When schools changed from traditional classrooms to online learning in March, parents were feeling the strain. They were worried about the effect it would have on their kids and on themselves.

Parents wondered how they could juggle their jobs with being a full-time educator for their children. They were also concerned about their kids’ lack of social interaction with their friends at school. They wondered what effects learning at home would have on their kid’s social development. Teachers were especially worried about how they could carry out their role as educators and also supervise their children’s online learning. It was a big adjustment for children, parents, and teachers alike.

Many parents ended their day in tears, as one mother wrote back in April in The Atlantic, in an article called Distance Learning Isn’t Working. The author quotes one mother whose frustration led her to plead in a video to teachers which went viral: “If we don’t die of corona, we’ll die of distance learning…”

In my practice, online learning brought up its share of children’s behavior issues. One 8-year-old boy named Justin began acting out at the beginning of online school and refused to complete his assignments. Finally, his mother asked me for an online session to discover why Justin was so upset.

As it turned out, Justin said he felt criticized by his mother when she was helping him with his lessons. “She expects more from me than my teacher does.” I started hearing similar complaints from children whose parents felt their kids would fall behind in school.

In April, parents were resigned to schools being closed for traditional education for a few months. As June approaches, however, many schools are having meetings with parents to discuss the next academic year.

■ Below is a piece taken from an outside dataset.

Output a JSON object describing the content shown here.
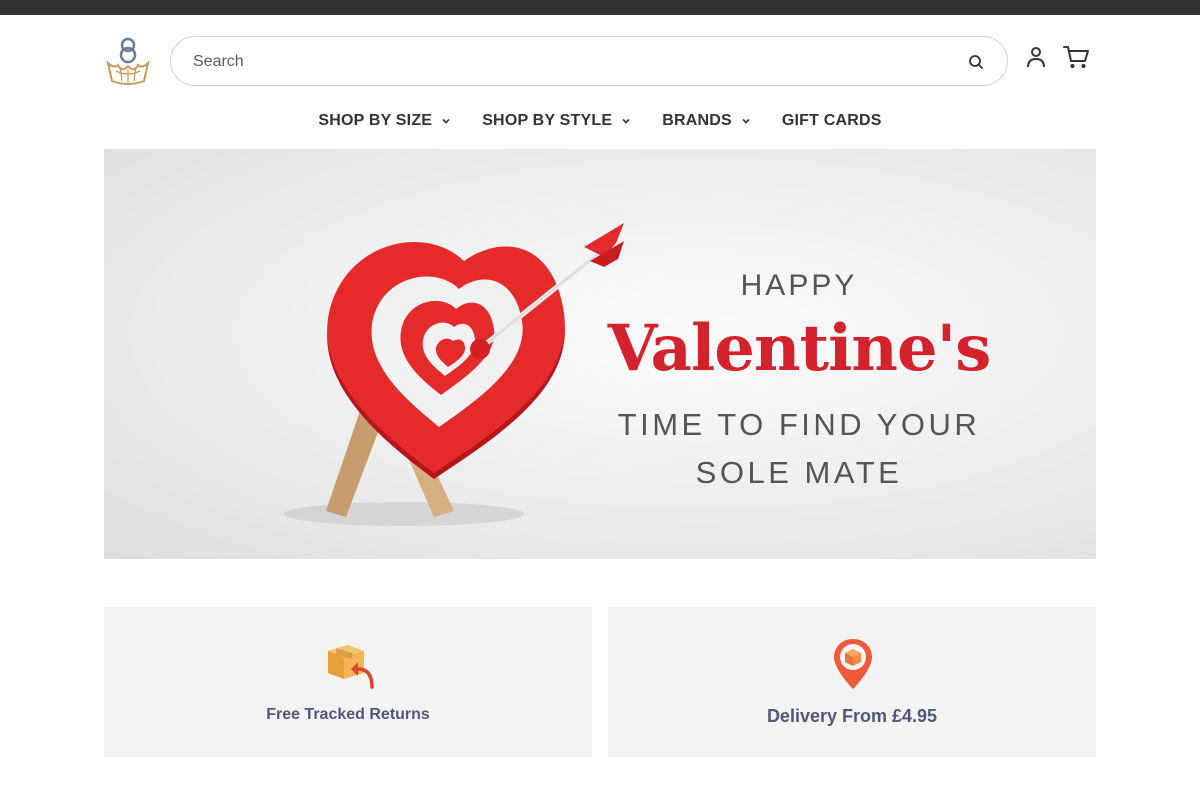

Public schools in the Los Angeles suburb where I live are talking about kids attending school every other day, with classrooms limited to eight children in a socially distanced setting. One private school has already told parents that online learning would continue for the next academic year. One mother I know has already enrolled her son in that school instead of their local public school. “It’s a sacrifice,” she told me, “but the private school has lowered its tuition fee to a fraction of what it usually costs. And we will have peace of mind.”

Not all parents have the choice to move their child to a different school. But they can participate in the meetings that are going on, voicing their opinion as to whether they would prefer online learning or modified traditional classrooms. Parents are now having to weigh their fear of the threat of infection with the challenges of educating their child at home.

The idea that they would have to continue online learning for another year has dismayed some parents. Surprisingly, however, other parents are relieved. “I don’t want my daughter to bring home the coronavirus and infect our entire family,” one mother of a seventh-grader told me. “I worry about her social development but I worry more about her infecting our family, including my 80-year-old mother who lives with us.”

Some parents are actually changing their child’s school to one that has said it would continue online learning for the 2020-2021 school year. They feel it’s a safer choice, given that many epidemiologists have predicted that the coronavirus will become even more deadly in the fall of 2020 and winter of 2021. Parents who have read John M. Barry’s chronicle of the flu pandemic of 1918-1919, The Great Influenza, are concerned that the coronavirus will follow the same pattern of the flu pandemic of 100 years ago, which killed more people in the fall and winter than in the spring of 2018 when it began.